Andrew Sullivan has several good posts about this topic, in which he also questions those people who defended the techniques and charts the "intellectual collapse" of the American conservative movement as it related to that defense. He goes on to say:
When conservatism abandoned core values of American decency in favor of pure force, exemplified by torture techniques designed by Communists and Nazis, then it ceased to be conservative in the sense that Burke or Hayek or Oakeshott or Kirk would begin to understand. And watching the intellectual dishonesty of the right on this issue in the last few years has been a watershed for me. It has been, in my judgment, one long, awful surrender of truth to power.
And that's the crux of it: one long, awful surrender of truth to power. Something we, as Americans, were supposed to have long ago learned to be ever vigilant about preventing. Yet here we are. Fear and power prove themselves potent forces, once again.

This issue will likely (unfortunately) pop up time and time again, but I strongly suspect that a good way to prepare ourselves and deal with it more effectively in the future is to actually hold those responsible accountable, really accountable, instead of allowing their abuses to recede into the history books.

We also need to be better about demanding more immediate answers and explanations from our elected officials as these things happen, so that they're not allowed to go on as long as these policies did.

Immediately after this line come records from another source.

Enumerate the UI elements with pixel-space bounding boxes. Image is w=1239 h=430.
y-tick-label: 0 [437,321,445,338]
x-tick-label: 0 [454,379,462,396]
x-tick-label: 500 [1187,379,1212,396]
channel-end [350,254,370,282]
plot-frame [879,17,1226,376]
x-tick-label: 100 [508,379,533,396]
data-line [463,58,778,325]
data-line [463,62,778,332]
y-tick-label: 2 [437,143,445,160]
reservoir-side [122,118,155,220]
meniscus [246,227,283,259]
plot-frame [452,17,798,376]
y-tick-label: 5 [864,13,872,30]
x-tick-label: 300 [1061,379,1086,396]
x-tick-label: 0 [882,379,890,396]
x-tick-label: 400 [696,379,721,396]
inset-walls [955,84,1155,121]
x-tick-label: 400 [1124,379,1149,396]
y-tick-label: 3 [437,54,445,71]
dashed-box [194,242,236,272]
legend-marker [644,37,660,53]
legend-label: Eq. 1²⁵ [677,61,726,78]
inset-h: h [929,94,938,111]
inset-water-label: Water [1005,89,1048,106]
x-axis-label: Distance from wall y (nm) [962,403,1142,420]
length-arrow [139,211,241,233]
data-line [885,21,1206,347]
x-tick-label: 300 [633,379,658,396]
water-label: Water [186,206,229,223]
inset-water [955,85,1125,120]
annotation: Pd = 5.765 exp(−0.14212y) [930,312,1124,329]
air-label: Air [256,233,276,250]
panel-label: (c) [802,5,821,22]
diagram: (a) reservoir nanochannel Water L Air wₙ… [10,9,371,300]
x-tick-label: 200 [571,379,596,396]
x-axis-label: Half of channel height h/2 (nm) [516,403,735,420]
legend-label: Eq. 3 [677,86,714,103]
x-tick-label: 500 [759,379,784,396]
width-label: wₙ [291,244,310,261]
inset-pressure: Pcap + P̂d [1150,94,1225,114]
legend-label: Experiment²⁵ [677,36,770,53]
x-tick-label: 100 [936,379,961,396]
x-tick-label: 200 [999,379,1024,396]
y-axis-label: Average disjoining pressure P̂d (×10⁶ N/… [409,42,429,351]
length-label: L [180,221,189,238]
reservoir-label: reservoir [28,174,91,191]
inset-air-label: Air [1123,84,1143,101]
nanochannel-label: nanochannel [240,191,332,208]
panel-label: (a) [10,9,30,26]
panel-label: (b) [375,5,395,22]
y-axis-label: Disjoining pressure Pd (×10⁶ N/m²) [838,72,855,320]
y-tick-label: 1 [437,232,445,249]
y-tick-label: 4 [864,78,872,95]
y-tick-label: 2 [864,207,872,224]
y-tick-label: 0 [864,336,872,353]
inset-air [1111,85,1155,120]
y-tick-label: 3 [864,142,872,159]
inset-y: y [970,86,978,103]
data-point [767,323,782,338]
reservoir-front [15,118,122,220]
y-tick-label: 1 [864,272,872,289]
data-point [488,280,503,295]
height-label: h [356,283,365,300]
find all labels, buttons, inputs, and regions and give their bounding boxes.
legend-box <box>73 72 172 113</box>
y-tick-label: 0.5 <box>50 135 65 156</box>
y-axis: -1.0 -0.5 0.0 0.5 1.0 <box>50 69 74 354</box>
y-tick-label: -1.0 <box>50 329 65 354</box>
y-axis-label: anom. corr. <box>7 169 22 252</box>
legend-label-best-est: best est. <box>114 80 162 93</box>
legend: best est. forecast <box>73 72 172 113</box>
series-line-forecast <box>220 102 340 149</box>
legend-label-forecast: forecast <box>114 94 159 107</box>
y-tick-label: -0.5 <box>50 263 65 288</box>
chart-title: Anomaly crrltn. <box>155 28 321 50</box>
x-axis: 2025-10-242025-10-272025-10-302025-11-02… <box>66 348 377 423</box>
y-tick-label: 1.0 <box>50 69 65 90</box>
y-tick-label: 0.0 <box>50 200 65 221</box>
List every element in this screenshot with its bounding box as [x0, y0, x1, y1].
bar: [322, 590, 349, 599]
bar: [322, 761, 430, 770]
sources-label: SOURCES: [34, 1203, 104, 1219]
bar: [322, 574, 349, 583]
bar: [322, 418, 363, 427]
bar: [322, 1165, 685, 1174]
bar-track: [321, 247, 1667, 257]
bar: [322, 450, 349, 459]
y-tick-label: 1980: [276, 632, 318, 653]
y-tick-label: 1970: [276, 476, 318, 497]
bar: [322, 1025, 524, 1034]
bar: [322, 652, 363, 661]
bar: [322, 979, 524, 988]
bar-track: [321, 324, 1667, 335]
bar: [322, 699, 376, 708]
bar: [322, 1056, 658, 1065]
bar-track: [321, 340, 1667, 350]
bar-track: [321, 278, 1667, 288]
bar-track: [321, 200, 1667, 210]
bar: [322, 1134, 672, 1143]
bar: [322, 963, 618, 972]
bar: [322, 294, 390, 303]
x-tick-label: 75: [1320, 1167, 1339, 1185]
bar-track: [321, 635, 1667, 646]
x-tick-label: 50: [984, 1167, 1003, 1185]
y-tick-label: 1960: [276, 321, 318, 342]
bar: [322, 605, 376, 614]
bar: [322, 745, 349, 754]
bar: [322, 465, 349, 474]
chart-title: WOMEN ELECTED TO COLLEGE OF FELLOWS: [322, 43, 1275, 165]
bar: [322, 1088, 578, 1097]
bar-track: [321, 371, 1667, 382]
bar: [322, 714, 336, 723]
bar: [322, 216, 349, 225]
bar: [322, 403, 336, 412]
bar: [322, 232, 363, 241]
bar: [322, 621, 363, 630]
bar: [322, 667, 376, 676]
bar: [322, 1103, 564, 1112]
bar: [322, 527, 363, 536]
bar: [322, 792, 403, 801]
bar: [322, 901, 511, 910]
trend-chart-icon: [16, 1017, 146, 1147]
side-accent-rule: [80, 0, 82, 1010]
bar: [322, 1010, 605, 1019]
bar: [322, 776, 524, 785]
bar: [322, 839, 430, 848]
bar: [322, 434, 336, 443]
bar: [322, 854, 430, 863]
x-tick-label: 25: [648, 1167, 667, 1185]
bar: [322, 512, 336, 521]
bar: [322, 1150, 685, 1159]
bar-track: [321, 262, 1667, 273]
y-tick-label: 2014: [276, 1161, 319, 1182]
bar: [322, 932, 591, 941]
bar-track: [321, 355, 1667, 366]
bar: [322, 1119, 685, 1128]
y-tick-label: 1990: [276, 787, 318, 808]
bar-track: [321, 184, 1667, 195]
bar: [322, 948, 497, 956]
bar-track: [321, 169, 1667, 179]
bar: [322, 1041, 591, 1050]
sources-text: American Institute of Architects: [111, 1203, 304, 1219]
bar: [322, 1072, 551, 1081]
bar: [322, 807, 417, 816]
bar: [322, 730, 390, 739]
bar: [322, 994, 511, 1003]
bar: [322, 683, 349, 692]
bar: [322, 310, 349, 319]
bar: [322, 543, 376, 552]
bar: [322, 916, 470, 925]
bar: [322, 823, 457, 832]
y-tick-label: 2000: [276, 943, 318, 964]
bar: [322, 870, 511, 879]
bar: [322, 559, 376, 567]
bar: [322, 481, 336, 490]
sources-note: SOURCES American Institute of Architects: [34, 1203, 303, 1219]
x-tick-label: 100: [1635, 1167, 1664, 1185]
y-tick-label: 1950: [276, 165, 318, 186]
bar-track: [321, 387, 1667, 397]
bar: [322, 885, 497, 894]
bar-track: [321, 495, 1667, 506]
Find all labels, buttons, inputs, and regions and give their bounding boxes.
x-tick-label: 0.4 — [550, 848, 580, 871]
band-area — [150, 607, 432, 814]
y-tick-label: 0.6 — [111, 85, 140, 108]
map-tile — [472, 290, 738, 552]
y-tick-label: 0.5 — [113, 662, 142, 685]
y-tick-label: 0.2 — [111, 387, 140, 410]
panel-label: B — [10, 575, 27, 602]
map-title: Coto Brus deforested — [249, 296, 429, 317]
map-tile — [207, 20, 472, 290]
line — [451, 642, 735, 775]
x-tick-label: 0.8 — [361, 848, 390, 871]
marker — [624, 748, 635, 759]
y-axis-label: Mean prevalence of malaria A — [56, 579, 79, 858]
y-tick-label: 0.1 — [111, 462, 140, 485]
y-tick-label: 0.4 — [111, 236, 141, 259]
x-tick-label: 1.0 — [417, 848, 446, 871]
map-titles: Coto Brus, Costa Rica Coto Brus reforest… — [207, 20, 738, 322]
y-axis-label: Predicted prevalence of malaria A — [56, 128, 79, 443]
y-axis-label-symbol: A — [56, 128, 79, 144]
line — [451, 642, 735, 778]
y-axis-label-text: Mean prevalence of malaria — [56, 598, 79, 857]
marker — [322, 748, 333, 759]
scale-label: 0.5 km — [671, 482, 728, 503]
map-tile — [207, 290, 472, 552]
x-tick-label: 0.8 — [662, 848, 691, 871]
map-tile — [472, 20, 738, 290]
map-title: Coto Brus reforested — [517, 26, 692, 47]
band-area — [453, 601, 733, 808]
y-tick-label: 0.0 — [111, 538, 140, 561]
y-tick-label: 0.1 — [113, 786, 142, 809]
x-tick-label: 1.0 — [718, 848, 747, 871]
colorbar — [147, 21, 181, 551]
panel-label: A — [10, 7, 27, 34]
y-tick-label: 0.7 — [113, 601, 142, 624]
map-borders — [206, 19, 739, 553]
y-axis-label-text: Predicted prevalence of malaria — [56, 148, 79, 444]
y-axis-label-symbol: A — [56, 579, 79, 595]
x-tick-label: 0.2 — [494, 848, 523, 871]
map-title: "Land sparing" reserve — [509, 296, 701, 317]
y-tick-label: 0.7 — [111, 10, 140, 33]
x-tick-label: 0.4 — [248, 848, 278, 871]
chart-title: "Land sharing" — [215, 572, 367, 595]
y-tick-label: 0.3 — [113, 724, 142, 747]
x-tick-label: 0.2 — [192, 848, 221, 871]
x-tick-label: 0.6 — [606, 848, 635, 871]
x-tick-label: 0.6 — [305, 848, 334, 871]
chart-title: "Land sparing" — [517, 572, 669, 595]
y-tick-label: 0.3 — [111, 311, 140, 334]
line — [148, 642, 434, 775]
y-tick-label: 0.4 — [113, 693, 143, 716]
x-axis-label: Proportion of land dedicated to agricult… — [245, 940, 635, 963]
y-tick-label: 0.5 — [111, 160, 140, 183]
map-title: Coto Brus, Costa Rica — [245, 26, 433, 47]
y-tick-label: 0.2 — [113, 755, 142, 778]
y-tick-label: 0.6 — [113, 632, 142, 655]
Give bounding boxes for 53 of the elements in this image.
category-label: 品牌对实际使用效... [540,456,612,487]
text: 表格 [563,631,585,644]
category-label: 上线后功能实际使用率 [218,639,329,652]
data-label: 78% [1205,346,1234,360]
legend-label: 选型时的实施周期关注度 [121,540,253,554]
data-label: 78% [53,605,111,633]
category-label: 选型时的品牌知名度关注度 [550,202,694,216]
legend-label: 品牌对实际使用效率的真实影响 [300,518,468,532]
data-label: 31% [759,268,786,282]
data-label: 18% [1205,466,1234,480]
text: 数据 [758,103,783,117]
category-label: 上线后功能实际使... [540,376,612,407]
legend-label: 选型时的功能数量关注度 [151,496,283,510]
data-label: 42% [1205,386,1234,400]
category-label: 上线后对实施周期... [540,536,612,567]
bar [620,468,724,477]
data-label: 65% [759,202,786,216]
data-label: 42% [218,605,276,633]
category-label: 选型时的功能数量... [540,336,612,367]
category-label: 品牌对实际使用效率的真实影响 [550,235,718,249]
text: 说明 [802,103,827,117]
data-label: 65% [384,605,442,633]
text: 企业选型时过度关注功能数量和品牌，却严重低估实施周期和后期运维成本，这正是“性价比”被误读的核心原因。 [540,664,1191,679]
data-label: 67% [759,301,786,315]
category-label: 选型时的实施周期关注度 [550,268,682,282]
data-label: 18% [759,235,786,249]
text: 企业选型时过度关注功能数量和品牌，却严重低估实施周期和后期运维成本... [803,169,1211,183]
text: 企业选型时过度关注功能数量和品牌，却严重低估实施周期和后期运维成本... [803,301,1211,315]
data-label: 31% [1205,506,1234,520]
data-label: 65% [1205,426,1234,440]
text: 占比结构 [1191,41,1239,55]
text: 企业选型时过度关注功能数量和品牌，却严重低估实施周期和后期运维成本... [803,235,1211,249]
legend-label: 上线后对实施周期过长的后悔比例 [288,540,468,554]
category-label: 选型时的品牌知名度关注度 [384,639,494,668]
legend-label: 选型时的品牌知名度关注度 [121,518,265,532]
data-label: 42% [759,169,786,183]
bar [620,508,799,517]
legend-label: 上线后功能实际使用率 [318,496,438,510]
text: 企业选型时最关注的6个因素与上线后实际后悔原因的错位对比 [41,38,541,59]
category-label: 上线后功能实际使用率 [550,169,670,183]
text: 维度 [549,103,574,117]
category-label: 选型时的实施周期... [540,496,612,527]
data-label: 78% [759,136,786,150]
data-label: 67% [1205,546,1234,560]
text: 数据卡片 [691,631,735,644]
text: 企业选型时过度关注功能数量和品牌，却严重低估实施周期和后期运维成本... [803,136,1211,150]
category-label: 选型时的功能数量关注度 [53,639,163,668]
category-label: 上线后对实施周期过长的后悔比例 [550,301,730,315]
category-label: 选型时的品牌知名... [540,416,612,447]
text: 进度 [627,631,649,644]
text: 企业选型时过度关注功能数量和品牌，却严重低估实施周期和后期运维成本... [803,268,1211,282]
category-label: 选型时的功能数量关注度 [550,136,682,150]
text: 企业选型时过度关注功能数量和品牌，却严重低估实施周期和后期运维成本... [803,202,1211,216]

We must not take their clever, 15-second soundbites at face value, but instead dig deeper until we get to the core of things. We must find a balance between expecting the best from our politicians and officers, and remaining rightfully skeptical of the official accounting of events.

Then maybe we stand a chance of attaining some real measure of equality and justice in this country, even if it is 232+ years better late than never.

EDIT TO ADD: Reliably so, Wisco over at the Griper Blade has an interesting take on the report. He's a little more cynical than me, but I can't says as I blames him.

1 comment:

Unknown said...

But how on earth are we going to hold those responsible accountable when there doesn't seem to be the political will to do it?

What a relief to hear someone else demanding accountability. Sometimes I feel like I'm shouting in an empty room. The silence is deafening.